De l’utilité sociale et économique des syndicats

Repos dominical, financement des organisations syndicales, … de façon régulière les sujets ne manquent pas pour critiquer les syndicats et les affubler de qualificatifs outranciers : archaïques, ringards ou destructeurs d’emploi, etc…

 

Pourtant, nombreux sont les chercheurs, économistes et sociologues qui ont étudié la question et finalement démontré l’utilité des syndicats. En voici une synthèse en 14 points :


1. La faiblesse du taux de syndicalisation en France (8%) reflète davantage les principes historiques des relations sociales dans notre pays qu’un soi-disant manque de représentativité. Même si les Français ont des critiques à émettre envers des syndicats, ils leurs délèguent la fonction de représenter leurs intérêts collectifs. Il est à noter que le taux de syndicalisation des pays nordiques, que l’on cite souvent en exemple, n’est en aucun cas comparable puisque ces syndicats exercent des missions différentes (cogestion, assurances collectives, etc…).


2. Les adhérents des grandes centrales syndicales sont largement plus nombreux que ceux des grands partis politiques, à qui on ne conteste pas leur légitimité démocratique. Quel parti politique pourrait se targuer de rassembler autant de personnes que lors des manifestations organisées par les syndicats ?


3. La participation des salariés aux élections de CE–DP se situe à un niveau de 68 %, supérieur à la participation dans bien des scrutins politiques. Cela dément le fait qu’ils n’auraient pas confiance dans les syndicats, qui présentent l’essentiel des candidatures.
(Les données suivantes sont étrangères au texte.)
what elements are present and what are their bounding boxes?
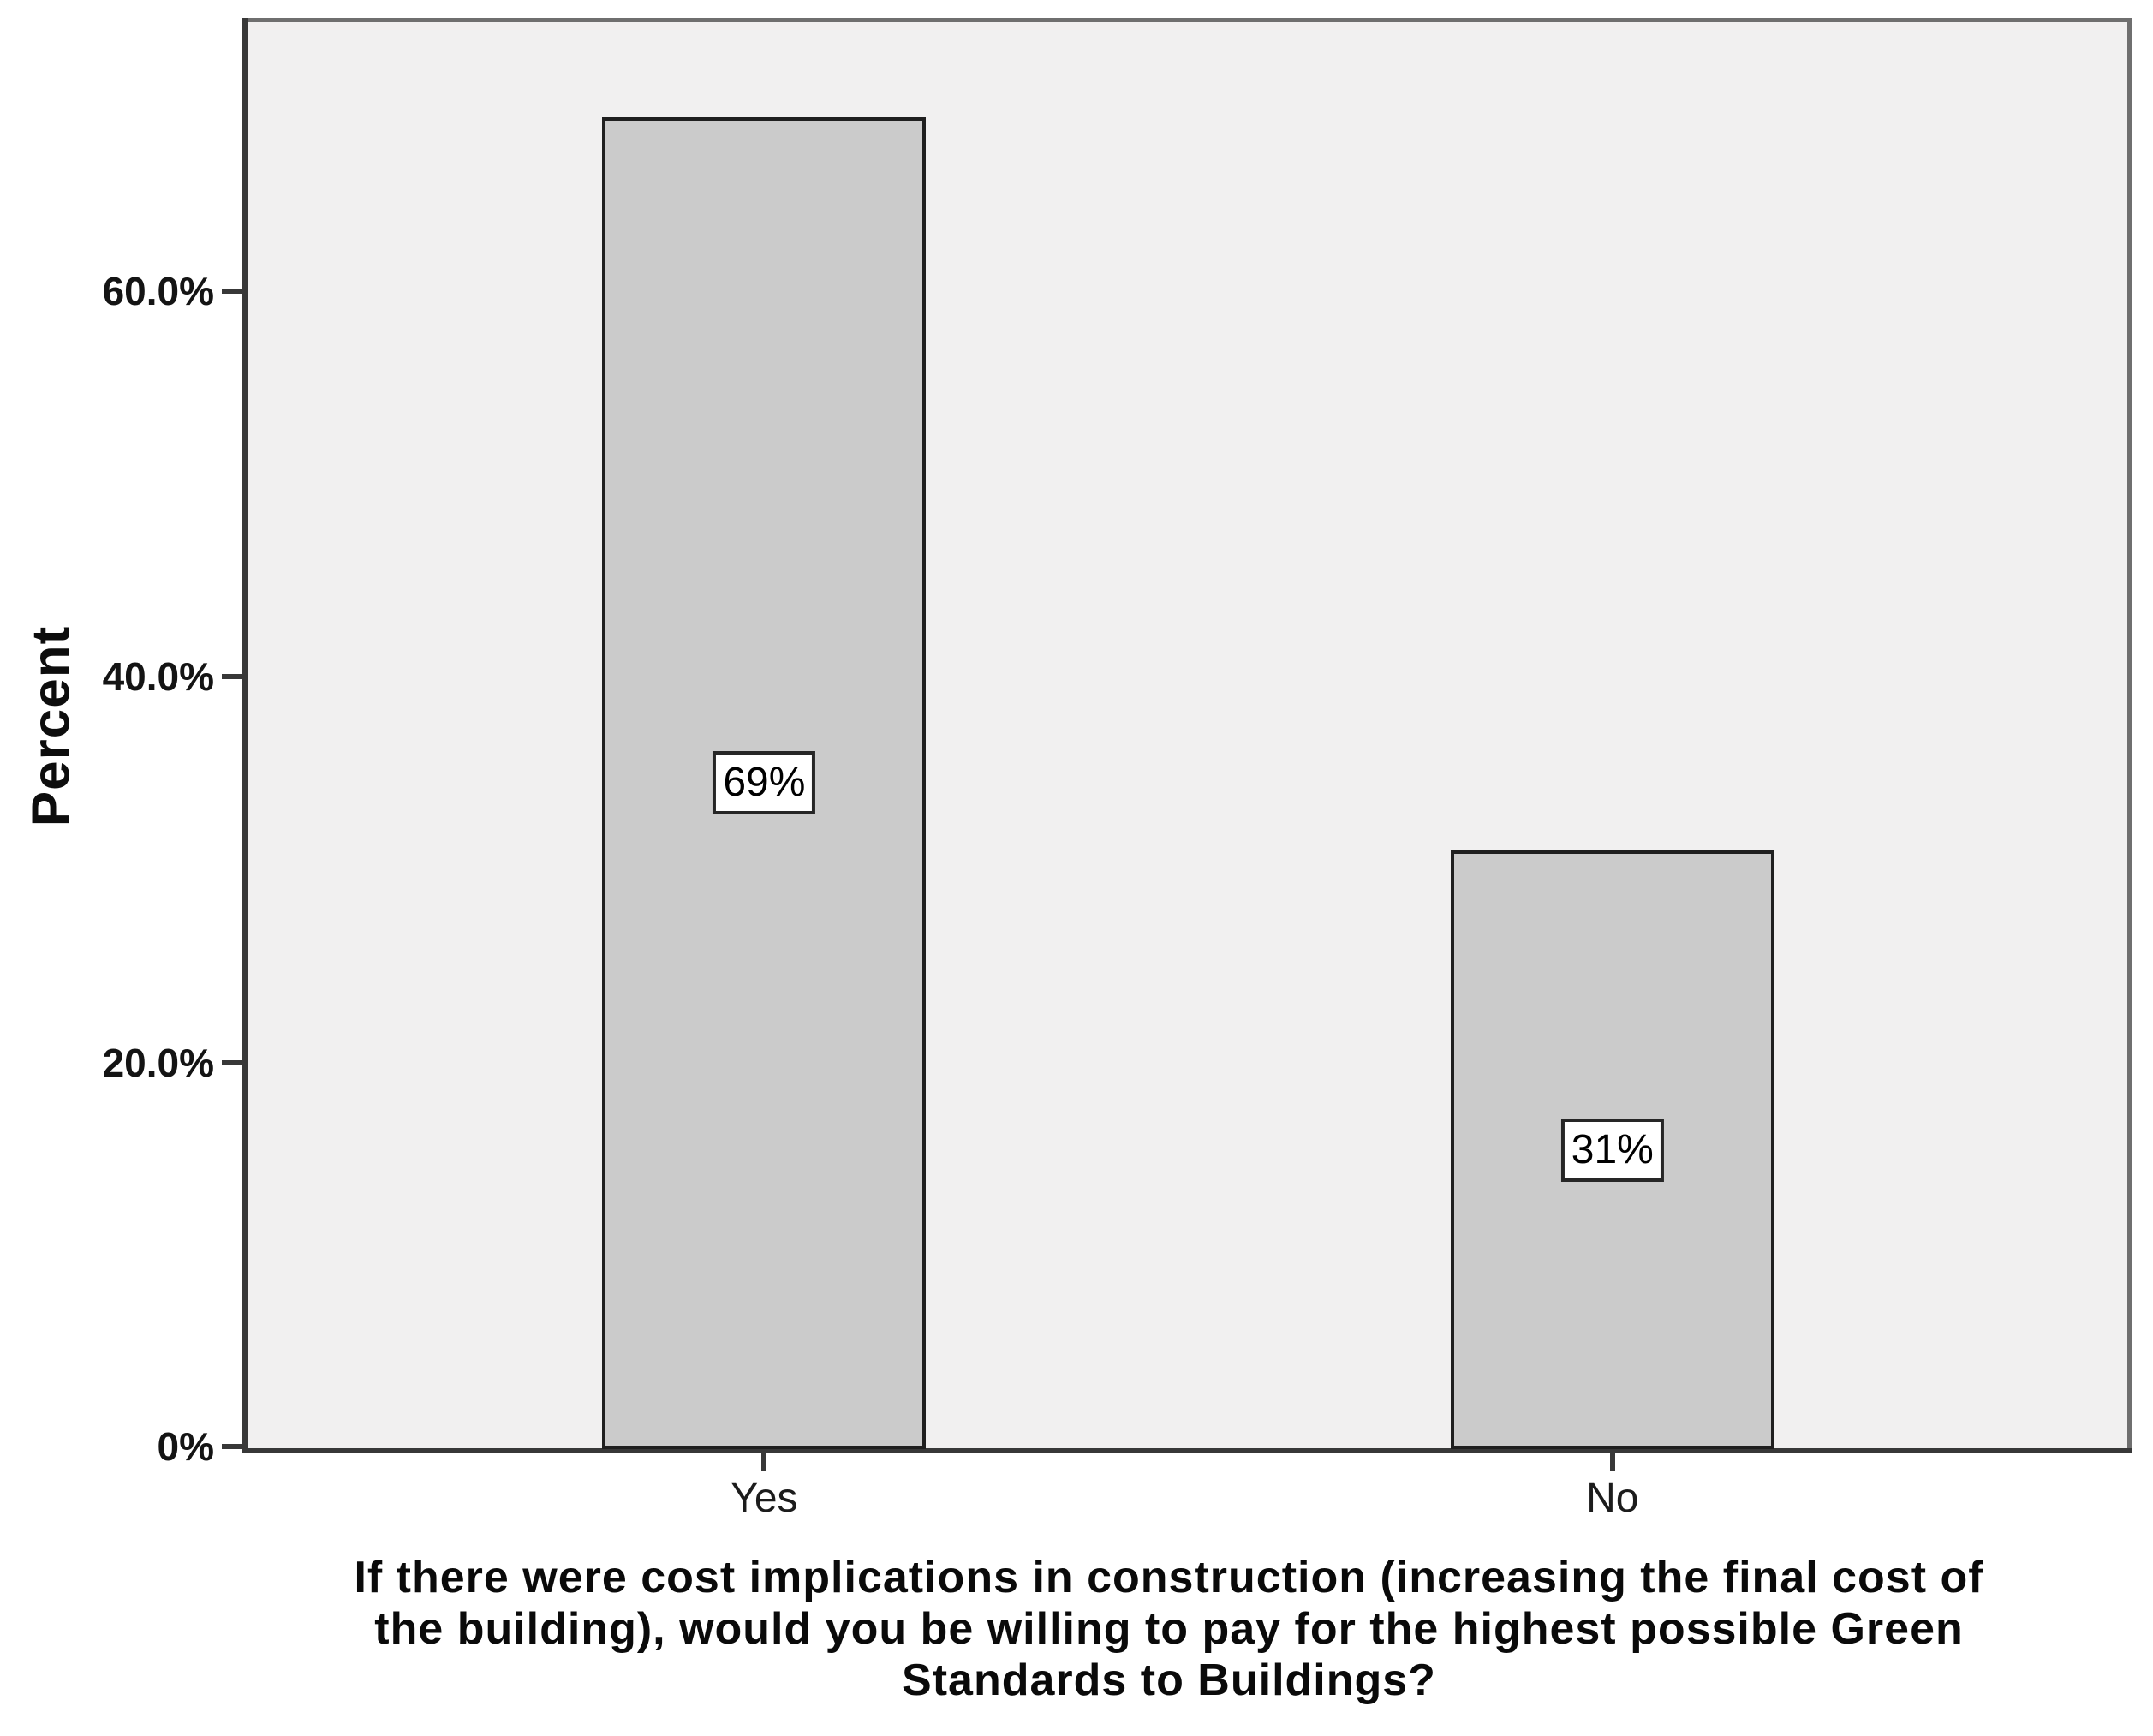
panel-right-border bbox=[2127, 18, 2132, 1451]
x-axis-line bbox=[242, 1448, 2132, 1453]
x-category-label: No bbox=[1586, 1476, 1639, 1521]
y-tick-label: 40.0% bbox=[102, 654, 214, 700]
x-axis-title-line: If there were cost implications in const… bbox=[354, 1553, 1984, 1602]
y-tick-mark bbox=[222, 1060, 244, 1066]
y-tick-label: 20.0% bbox=[102, 1041, 214, 1086]
x-axis-title: If there were cost implications in const… bbox=[223, 1552, 2115, 1706]
x-category-label: Yes bbox=[731, 1476, 798, 1521]
y-axis-line bbox=[242, 18, 248, 1453]
plot-panel bbox=[244, 21, 2131, 1449]
panel-top-border bbox=[242, 18, 2132, 22]
y-tick-label: 0% bbox=[157, 1424, 214, 1469]
bar-value-label: 31% bbox=[1560, 1118, 1664, 1182]
y-tick-mark bbox=[222, 288, 244, 294]
y-tick-mark bbox=[222, 1444, 244, 1449]
x-tick-mark bbox=[761, 1452, 767, 1471]
y-tick-label: 60.0% bbox=[102, 268, 214, 313]
x-axis-title-line: the building), would you be willing to p… bbox=[374, 1604, 1964, 1654]
x-axis-title-line: Standards to Buildings? bbox=[902, 1655, 1436, 1705]
bar-value-label: 69% bbox=[713, 751, 816, 815]
y-tick-mark bbox=[222, 674, 244, 680]
x-tick-mark bbox=[1609, 1452, 1615, 1471]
4. Les études économiques montrent que la présence d’un syndicat dans une entreprise se traduit par une productivité du travail supérieure de 4 %, une réduction des inégalités et une diminution des discriminations (notamment celles au détriment des femmes).


5. La présence d’un CHSCT dans une entreprise multiplie par plus de deux la probabilité que les salariés reçoivent des informations et une formation sur la prévention des risques et qu’ils disposent de consignes de sécurité documentées. Le dialogue social sur la santé au travail permet d’éviter chaque année plusieurs milliers d’accidents du travail et accroît le respect de la réglementation.


6. 79 % des salariés déclarent que le comité d’entreprise participe à leur bien-être.


7. Dialogue social en panne ? Alors que dans la plupart des pays de l’Union européenne, la crise a entraîné une chute de l’activité de négociation sociale, celle-ci reste dynamique en France, où le nombre annuel d’accords signés dans les entreprises continue à progresser et s’établit à 48 000.


8. Dans l’Union européenne, ce sont les pays qui accordent le plus de prérogatives aux représentants du personnel qui obtiennent les meilleurs résultats en matière de valorisation du « capital humain » (formation des salariés, santé…).


9. Le facteur qui dégrade le plus la compétitivité de la France n’est pas le coût de la main d’œuvre mais la mauvaise qualité du dialogue social (137ème position sur 144), qui nous coûte 1,5 % de croissance chaque année.


10. Syndicats déconnectés de la base ? Les deux tiers des salariés pensent que les représentants du personnel traduisent bien leurs aspirations.


11. Syndicats irresponsables ? Six chefs d’entreprise sur dix considèrent que les représentants du personnel tiennent compte des possibilités économiques de l’entreprise.


12. Plus les syndicats sont présents, plus les appréciations des salariés et des chefs d’entreprise à leur égard sont positives.


13. Le syndicalisme n’est pas une protection pour ceux qui s’y engagent. Au contraire, les délégués syndicaux subissent une perte de revenu de 10 % par rapport à leurs collègues d’ancienneté et qualification équivalente. La protection légale vis-à-vis du licenciement n’est que théorique. La peur des représailles est toujours le deuxième frein à la syndicalisation, mis en avant par les salariés.


14. Si les syndicats n’existaient pas, les tensions sociales ne disparaîtraient pas pour autant. Elles emprunteraient des formes et des canaux d’expression violents.